The Toronto Regional Real Estate Board (TRREB), formerly the Toronto Real Estate Board (TREB), is a non-profit professional association of registered real estate brokers and salespeople in and about the Greater Toronto Area. TRREB's Toronto office is located at 1400 Don Mills Road.

TRREB was formed in 1920, and 100 years after its formation, in January 2020, the name was changed from Toronto Real Estate Board.

==Multiple Listing Service==

Toronto's Co-operative Listing System was first created in 1924, but only lasted 8 months.

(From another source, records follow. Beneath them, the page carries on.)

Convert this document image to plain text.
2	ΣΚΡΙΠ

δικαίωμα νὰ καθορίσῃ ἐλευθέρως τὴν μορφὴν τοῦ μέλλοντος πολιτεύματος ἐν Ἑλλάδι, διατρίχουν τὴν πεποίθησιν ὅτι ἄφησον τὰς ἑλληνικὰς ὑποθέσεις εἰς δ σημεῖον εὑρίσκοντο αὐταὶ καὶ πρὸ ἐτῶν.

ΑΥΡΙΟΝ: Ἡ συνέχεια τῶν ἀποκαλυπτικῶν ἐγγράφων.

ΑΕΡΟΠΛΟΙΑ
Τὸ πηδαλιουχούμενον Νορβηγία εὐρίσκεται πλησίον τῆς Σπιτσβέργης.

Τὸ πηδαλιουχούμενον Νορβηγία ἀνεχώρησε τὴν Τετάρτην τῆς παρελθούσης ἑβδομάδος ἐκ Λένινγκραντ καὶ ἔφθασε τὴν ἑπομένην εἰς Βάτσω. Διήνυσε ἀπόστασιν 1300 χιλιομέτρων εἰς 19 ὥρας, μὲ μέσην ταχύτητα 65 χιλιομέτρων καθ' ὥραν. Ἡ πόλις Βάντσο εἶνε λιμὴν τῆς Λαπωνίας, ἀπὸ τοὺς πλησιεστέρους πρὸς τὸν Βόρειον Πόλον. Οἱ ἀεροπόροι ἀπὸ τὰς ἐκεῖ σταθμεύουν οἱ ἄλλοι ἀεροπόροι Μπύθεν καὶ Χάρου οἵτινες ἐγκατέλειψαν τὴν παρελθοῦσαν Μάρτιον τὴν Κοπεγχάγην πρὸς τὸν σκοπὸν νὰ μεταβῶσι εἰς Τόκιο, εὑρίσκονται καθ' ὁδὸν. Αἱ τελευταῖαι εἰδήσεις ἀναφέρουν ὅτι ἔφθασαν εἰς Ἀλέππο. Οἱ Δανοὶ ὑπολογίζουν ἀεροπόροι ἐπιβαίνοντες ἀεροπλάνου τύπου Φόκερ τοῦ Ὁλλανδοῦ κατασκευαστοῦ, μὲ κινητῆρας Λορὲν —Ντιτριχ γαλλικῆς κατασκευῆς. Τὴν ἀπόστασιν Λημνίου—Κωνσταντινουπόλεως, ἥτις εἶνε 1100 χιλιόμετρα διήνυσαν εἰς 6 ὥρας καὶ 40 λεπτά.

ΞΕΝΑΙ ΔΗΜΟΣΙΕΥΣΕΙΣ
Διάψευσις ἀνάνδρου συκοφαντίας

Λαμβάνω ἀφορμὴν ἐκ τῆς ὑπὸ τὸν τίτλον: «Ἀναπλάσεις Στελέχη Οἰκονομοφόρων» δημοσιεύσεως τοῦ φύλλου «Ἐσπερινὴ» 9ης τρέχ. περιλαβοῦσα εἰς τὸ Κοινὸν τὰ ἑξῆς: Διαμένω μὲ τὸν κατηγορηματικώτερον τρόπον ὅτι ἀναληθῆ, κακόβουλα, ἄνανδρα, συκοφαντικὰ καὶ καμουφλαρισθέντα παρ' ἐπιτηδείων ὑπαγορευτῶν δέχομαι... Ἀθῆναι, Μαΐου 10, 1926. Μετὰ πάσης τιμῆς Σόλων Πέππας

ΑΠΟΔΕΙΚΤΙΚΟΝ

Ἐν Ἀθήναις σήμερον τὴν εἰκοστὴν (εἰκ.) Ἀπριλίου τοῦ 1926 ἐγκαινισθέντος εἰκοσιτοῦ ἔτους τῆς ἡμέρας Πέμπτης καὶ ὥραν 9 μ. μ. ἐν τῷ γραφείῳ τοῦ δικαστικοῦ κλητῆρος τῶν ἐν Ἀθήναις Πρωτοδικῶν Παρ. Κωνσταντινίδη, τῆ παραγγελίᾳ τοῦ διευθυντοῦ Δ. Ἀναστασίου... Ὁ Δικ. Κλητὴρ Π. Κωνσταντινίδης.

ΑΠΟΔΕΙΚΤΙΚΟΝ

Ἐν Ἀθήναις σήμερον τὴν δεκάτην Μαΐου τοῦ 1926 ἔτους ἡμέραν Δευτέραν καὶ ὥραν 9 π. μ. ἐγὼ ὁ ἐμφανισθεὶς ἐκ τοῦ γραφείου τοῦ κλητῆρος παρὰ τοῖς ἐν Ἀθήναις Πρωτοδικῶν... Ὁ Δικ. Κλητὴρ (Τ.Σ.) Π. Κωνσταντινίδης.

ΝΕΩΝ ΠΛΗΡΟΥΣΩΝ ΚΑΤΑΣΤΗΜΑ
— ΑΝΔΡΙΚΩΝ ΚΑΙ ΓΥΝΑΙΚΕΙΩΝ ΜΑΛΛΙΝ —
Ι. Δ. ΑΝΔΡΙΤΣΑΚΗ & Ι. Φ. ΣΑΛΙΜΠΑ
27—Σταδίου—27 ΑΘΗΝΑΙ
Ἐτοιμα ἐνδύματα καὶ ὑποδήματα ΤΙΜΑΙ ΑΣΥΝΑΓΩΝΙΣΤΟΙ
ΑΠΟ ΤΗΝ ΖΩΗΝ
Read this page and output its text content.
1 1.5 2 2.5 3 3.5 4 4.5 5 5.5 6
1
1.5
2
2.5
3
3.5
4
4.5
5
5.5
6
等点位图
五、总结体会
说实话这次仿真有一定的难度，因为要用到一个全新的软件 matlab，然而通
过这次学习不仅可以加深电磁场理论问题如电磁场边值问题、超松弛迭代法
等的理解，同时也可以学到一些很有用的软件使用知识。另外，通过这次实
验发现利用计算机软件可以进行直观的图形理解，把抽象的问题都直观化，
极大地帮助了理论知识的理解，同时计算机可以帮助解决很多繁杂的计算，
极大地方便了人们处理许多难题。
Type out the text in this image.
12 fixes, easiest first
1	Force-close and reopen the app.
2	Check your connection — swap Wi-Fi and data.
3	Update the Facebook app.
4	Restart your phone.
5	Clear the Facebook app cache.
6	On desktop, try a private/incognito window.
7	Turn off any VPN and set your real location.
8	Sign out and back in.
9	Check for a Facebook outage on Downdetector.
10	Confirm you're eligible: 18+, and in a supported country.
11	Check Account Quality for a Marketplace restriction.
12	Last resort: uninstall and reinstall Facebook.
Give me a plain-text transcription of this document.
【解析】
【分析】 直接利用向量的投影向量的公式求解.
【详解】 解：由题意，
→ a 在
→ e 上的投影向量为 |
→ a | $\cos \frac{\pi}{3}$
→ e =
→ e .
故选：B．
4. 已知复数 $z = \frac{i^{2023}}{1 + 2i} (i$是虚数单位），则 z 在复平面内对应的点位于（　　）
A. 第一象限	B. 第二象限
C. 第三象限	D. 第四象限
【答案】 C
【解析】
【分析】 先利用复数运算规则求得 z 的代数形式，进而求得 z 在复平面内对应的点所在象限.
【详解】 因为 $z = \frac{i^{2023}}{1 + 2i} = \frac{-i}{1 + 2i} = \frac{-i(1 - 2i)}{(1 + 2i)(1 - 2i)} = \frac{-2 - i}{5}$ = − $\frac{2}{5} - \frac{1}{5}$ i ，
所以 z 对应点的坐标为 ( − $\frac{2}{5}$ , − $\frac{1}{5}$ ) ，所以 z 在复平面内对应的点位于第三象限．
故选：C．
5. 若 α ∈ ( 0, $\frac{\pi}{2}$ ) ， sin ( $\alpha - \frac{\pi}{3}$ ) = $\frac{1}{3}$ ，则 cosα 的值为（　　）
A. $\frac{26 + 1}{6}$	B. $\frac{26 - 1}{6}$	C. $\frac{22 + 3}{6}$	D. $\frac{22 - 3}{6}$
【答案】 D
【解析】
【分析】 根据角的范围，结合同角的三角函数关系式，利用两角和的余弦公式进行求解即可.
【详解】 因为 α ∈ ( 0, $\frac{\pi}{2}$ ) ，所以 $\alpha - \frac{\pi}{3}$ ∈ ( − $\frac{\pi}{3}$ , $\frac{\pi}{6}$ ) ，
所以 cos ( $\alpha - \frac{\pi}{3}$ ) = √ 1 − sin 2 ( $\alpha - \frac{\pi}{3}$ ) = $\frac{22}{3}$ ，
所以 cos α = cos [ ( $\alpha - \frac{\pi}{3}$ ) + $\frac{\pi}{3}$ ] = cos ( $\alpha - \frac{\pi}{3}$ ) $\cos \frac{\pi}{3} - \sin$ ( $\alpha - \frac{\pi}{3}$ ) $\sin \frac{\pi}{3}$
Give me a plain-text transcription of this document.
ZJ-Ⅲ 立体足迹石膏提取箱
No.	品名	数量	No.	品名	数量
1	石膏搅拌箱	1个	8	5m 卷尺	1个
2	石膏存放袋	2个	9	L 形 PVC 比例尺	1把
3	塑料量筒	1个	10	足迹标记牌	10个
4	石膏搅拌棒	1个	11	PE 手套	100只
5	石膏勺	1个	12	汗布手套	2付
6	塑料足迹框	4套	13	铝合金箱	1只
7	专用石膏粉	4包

Later, in 1944, its Multiple Listing Service was established, and was computerized in 1974.

TRREB currently utilizes REALM by Stratus Data Systems and Matrix by CoreLogic to allow members to manage their listings.

In April 2021, TRREB announced it would stop using the word "master" when referencing main bedrooms in homes, because the word "is often seen as a reference to racism, sexism and slavery".

==Members==
TRREB currently has over 73,000 Realtor members, the most of any real estate association in Canada.

Members of TRREB are licensed by the Real Estate Council of Ontario (RECO) to trade in real estate in Ontario.

Members and member offices can be found by using the search function on the home page of its website. All members of the Board are also members of the Ontario Real Estate Association and Canadian Real Estate Association, and as such, are permitted to use the term REALTOR. The REALTOR and MLS trademarks are owned by the Canadian Real Estate Association (CREA).